Las bragas sin entrepierna no siempre son la respuesta.

publicado

1. No existe tal cosa como el momento correcto para comprometerse.

Fox Searchlight

Sabes cuando lo sabes, ¿cierto? Por inútil que sea esa afirmación, resulta que es cierta.

Mi pareja y yo teníamos nueve años de conocernos cuando supimos que estábamos listos para el compromiso. Para ese momento ya habíamos pasado por casi todo. Tuvimos una amistad inicial, una relación de adolescentes, una amistad como adultos y, luego, una relación como adultos. Las cosas iban en serio. Tan en serio que una vez sostuvo un recipiente de cartón para que yo hiciera pipí en él mientras estaba en el hospital con una infección de riñón. (Un consejo, chicas: Si se queda después de que hicieron un poco de pipí sobre su muñeca, no lo dejen ir).
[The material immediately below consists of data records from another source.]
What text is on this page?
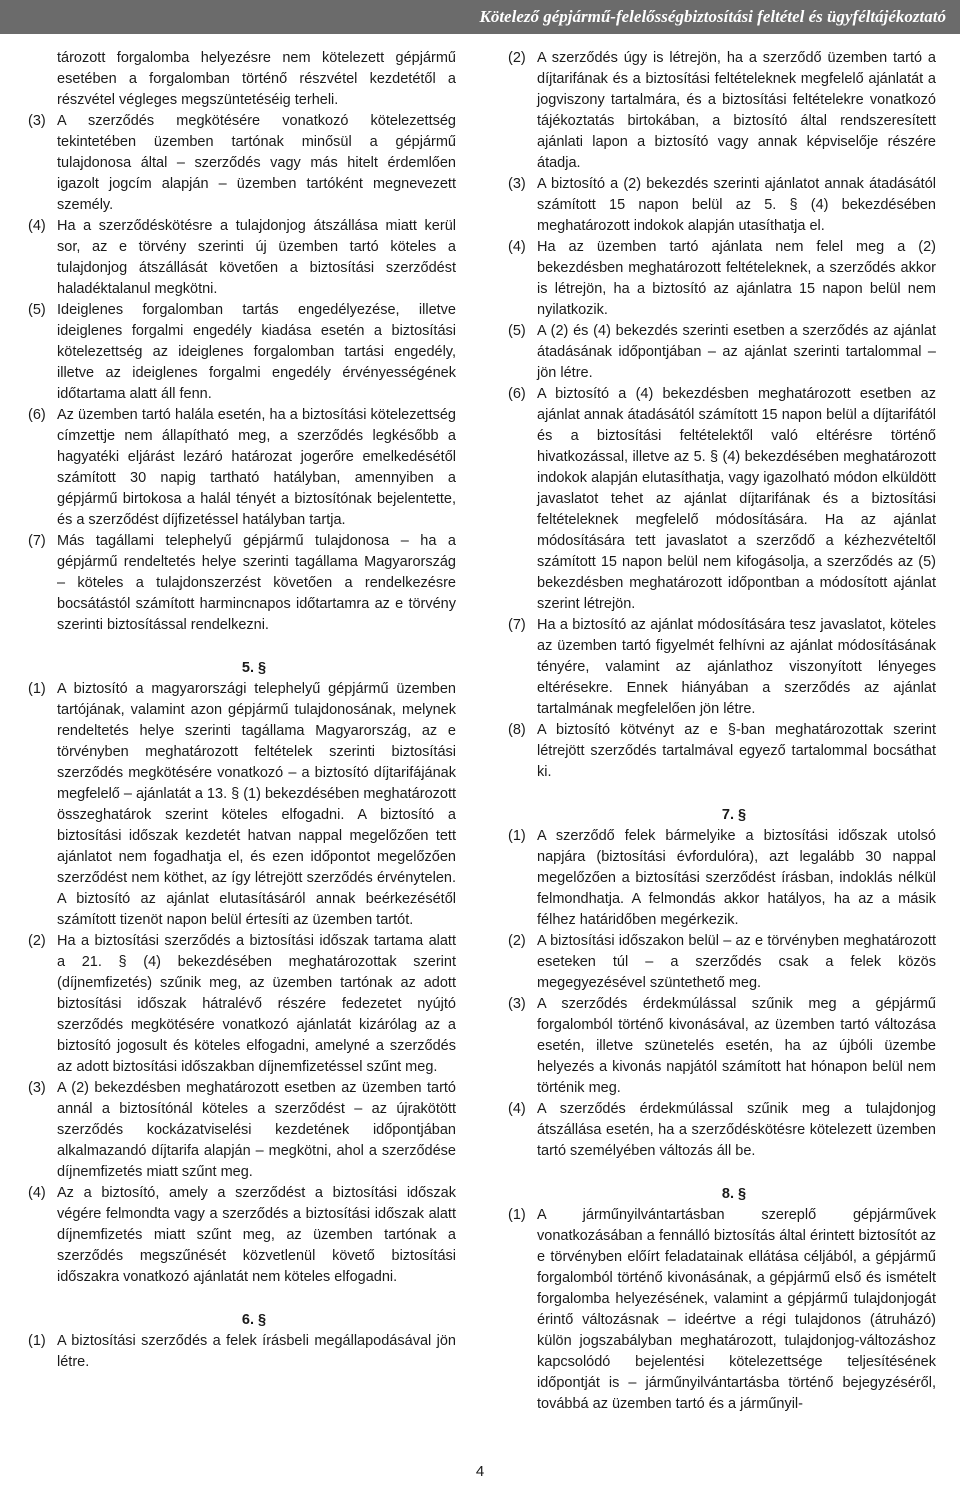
Kötelező gépjármű-felelősségbiztosítási feltétel és ügyféltájékoztató

tározott forgalomba helyezésre nem kötelezett gépjármű esetében a forgalomban történő részvétel kezdetétől a részvétel végleges megszüntetéséig terheli.

(3) A szerződés megkötésére vonatkozó kötelezettség tekintetében üzemben tartónak minősül a gépjármű tulajdonosa által – szerződés vagy más hitelt érdemlően igazolt jogcím alapján – üzemben tartóként megnevezett személy.
(4) Ha a szerződéskötésre a tulajdonjog átszállása miatt kerül sor, az e törvény szerinti új üzemben tartó köteles a tulajdonjog átszállását követően a biztosítási szerződést haladéktalanul megkötni.
(5) Ideiglenes forgalomban tartás engedélyezése, illetve ideiglenes forgalmi engedély kiadása esetén a biztosítási kötelezettség az ideiglenes forgalomban tartási engedély, illetve az ideiglenes forgalmi engedély érvényességének időtartama alatt áll fenn.
(6) Az üzemben tartó halála esetén, ha a biztosítási kötelezettség címzettje nem állapítható meg, a szerződés legkésőbb a hagyatéki eljárást lezáró határozat jogerőre emelkedésétől számított 30 napig tartható hatályban, amennyiben a gépjármű birtokosa a halál tényét a biztosítónak bejelentette, és a szerződést díjfizetéssel hatályban tartja.
(7) Más tagállami telephelyű gépjármű tulajdonosa – ha a gépjármű rendeltetés helye szerinti tagállama Magyarország – köteles a tulajdonszerzést követően a rendelkezésre bocsátástól számított harmincnapos időtartamra az e törvény szerinti biztosítással rendelkezni.
5. §
(1) A biztosító a magyarországi telephelyű gépjármű üzemben tartójának, valamint azon gépjármű tulajdonosának, melynek rendeltetés helye szerinti tagállama Magyarország, az e törvényben meghatározott feltételek szerinti biztosítási szerződés megkötésére vonatkozó – a biztosító díjtarifájának megfelelő – ajánlatát a 13. § (1) bekezdésében meghatározott összeghatárok szerint köteles elfogadni. A biztosító a biztosítási időszak kezdetét hatvan nappal megelőzően tett ajánlatot nem fogadhatja el, és ezen időpontot megelőzően szerződést nem köthet, az így létrejött szerződés érvénytelen. A biztosító az ajánlat elutasításáról annak beérkezésétől számított tizenöt napon belül értesíti az üzemben tartót.
(2) Ha a biztosítási szerződés a biztosítási időszak tartama alatt a 21. § (4) bekezdésében meghatározottak szerint (díjnemfizetés) szűnik meg, az üzemben tartónak az adott biztosítási időszak hátralévő részére fedezetet nyújtó szerződés megkötésére vonatkozó ajánlatát kizárólag az a biztosító jogosult és köteles elfogadni, amelyné a szerződés az adott biztosítási időszakban díjnemfizetéssel szűnt meg.
(3) A (2) bekezdésben meghatározott esetben az üzemben tartó annál a biztosítónál köteles a szerződést – az újrakötött szerződés kockázatviselési kezdetének időpontjában alkalmazandó díjtarifa alapján – megkötni, ahol a szerződése díjnemfizetés miatt szűnt meg.
(4) Az a biztosító, amely a szerződést a biztosítási időszak végére felmondta vagy a szerződés a biztosítási időszak alatt díjnemfizetés miatt szűnt meg, az üzemben tartónak a szerződés megszűnését közvetlenül követő biztosítási időszakra vonatkozó ajánlatát nem köteles elfogadni.
6. §
(1) A biztosítási szerződés a felek írásbeli megállapodásával jön létre.
(2) A szerződés úgy is létrejön, ha a szerződő üzemben tartó a díjtarifának és a biztosítási feltételeknek megfelelő ajánlatát a jogviszony tartalmára, és a biztosítási feltételekre vonatkozó tájékoztatás birtokában, a biztosító által rendszeresített ajánlati lapon a biztosító vagy annak képviselője részére átadja.
(3) A biztosító a (2) bekezdés szerinti ajánlatot annak átadásától számított 15 napon belül az 5. § (4) bekezdésében meghatározott indokok alapján utasíthatja el.
(4) Ha az üzemben tartó ajánlata nem felel meg a (2) bekezdésben meghatározott feltételeknek, a szerződés akkor is létrejön, ha a biztosító az ajánlatra 15 napon belül nem nyilatkozik.
(5) A (2) és (4) bekezdés szerinti esetben a szerződés az ajánlat átadásának időpontjában – az ajánlat szerinti tartalommal – jön létre.
(6) A biztosító a (4) bekezdésben meghatározott esetben az ajánlat annak átadásától számított 15 napon belül a díjtarifától és a biztosítási feltételektől való eltérésre történő hivatkozással, illetve az 5. § (4) bekezdésében meghatározott indokok alapján elutasíthatja, vagy igazolható módon elküldött javaslatot tehet az ajánlat díjtarifának és a biztosítási feltételeknek megfelelő módosítására. Ha az ajánlat módosítására tett javaslatot a szerződő a kézhezvételtől számított 15 napon belül nem kifogásolja, a szerződés az (5) bekezdésben meghatározott időpontban a módosított ajánlat szerint létrejön.
(7) Ha a biztosító az ajánlat módosítására tesz javaslatot, köteles az üzemben tartó figyelmét felhívni az ajánlat módosításának tényére, valamint az ajánlathoz viszonyított lényeges eltérésekre. Ennek hiányában a szerződés az ajánlat tartalmának megfelelően jön létre.
(8) A biztosító kötvényt az e §-ban meghatározottak szerint létrejött szerződés tartalmával egyező tartalommal bocsáthat ki.
7. §
(1) A szerződő felek bármelyike a biztosítási időszak utolsó napjára (biztosítási évfordulóra), azt legalább 30 nappal megelőzően a biztosítási szerződést írásban, indoklás nélkül felmondhatja. A felmondás akkor hatályos, ha az a másik félhez határidőben megérkezik.
(2) A biztosítási időszakon belül – az e törvényben meghatározott eseteken túl – a szerződés csak a felek közös megegyezésével szüntethető meg.
(3) A szerződés érdekmúlással szűnik meg a gépjármű forgalomból történő kivonásával, az üzemben tartó változása esetén, illetve szünetelés esetén, ha az újbóli üzembe helyezés a kivonás napjától számított hat hónapon belül nem történik meg.
(4) A szerződés érdekmúlással szűnik meg a tulajdonjog átszállása esetén, ha a szerződéskötésre kötelezett üzemben tartó személyében változás áll be.
8. §
(1) A járműnyilvántartásban szereplő gépjárművek vonatkozásában a fennálló biztosítás által érintett biztosítót az e törvényben előírt feladatainak ellátása céljából, a gépjármű forgalomból történő kivonásának, a gépjármű első és ismételt forgalomba helyezésének, valamint a gépjármű tulajdonjogát érintő változásnak – ideértve a régi tulajdonos (átruházó) külön jogszabályban meghatározott, tulajdonjog-változáshoz kapcsolódó bejelentési kötelezettsége teljesítésének időpontját is – járműnyilvántartásba történő bejegyzéséről, továbbá az üzemben tartó és a járműnyil-
4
Nuestra separación de mutuo acuerdo durante la universidad resultó ser lo mejor que hicimos por nuestra relación. Seguimos siendo amigos, nos reunimos para tomar café durante el tiempo que estuvimos separados, y, al final, después de cinco años, terminamos solteros y viviendo en la misma ciudad al mismo tiempo.

Volvimos a reunirnos para ver lo que había ocurrido, y cuando nos dimos cuenta que nada de lo que encontramos cuando estábamos separados se comparaba ni remotamente con lo que teníamos cuando estábamos juntos, supimos que era el momento correcto para comprometernos.

2. Una petición de matrimonio implica mucho más que el anillo.

New Line

En lo que a mí se refiere, cualquiera que diga que una mujer no puede tener injerencia en la elección de su anillo de compromiso está absolutamente equivocado. Por supuesto que podemos, si queremos hacerlo; nosotras somos quienes vamos a llevar puestas esas malditas cosas.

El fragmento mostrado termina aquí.